Partners must carry out their duties and meet their legal responsibilities set out in the LLP agreement but compliance requirements for a Singapore LLP are much simpler than for a Singaporeprivate limited company. There are no statutory requirement for general meetings, directors, company secretary, share allotments, etc.
A Singapore LLP is required to keep its books up-to-date but is not required to file its accounts or have them audited.
The manager of a Singapore LLP must submit an annual declaration of solvency or insolvency to the Registrar, which must be lodged within the first 15 months from the date of the registration and subsequently once in every calendar year at intervals of not more than 15 months.
A Singapore LLP must ensure that its invoices and official correspondence bear the statement that it is registered as an LLP, together with its name and registration number.
Continuity in law
A Singapore LLP has a separate legal personality from its partners.
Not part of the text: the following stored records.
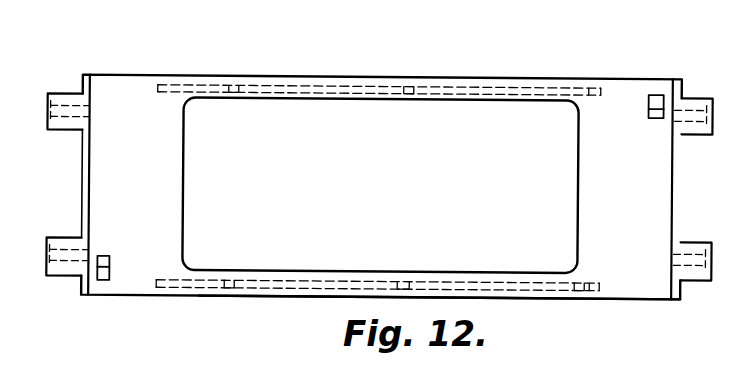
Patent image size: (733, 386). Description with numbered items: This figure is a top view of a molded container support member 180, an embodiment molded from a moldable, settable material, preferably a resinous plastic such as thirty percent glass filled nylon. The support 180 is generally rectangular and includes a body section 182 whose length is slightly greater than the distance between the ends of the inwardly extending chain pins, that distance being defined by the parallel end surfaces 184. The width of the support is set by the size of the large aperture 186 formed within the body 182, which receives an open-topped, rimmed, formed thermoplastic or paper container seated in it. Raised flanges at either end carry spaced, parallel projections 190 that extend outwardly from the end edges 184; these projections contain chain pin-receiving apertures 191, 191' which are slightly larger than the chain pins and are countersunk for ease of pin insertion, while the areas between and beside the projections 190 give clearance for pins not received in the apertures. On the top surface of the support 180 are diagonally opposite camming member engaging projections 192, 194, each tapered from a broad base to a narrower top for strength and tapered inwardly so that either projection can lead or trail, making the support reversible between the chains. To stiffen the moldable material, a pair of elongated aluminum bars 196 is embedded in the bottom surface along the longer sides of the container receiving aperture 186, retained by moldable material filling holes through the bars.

The container support member 180 is at (542, 70).
The body section 182 is at (637, 278).
The parallel end surfaces 184 is at (73, 178).
The aperture 186 is at (378, 104).
The spaced, parallel projections 190 is at (63, 131).
The chain pin-receiving apertures 191 is at (378, 188).
The chain pin-receiving aperture 191' is at (699, 243).
The camming member engaging projection 192 is at (656, 100).
The camming member engaging projection 194 is at (110, 271).
The elongated aluminum bars 196 is at (427, 87).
Any changes in the LLP (such as the resignation or death of partners) therefore do not affect its existence, rights or liabilities. A Singapore LLP has perpetual succession until wound up or struck off.
A Singapore LLP is required to have at least two partners. If a Singapore LLP carries on business with fewer than two partners for more than two years, personal liability may attach to the remaining partner.
Closing of Business / Dissolution of Partnerships
A Singapore LLP may apply to ACRA to strike its name off the register. ACRA may approve the application if there is reasonable cause to believe that the LLP is not carrying on business and it can satisfy the criteria for striking off.
A Singapore LLP may decide to wind up if its affairs voluntarily if the partners are of the opinion that the LLP will be able to pay its debts in full within 12 months after the commencement of the winding up. It must appoint a liquidator and file the notifications required under the LLP Act.
If the partners are of the opinion that the LLP cannot by reason of its liabilities continue its business, an LLP may decide to opt for creditors’ voluntary winding up.
A Singapore LLP may also be wound up under an order of the Court under certain circumstances eg. the LLP is unable to pay its debts.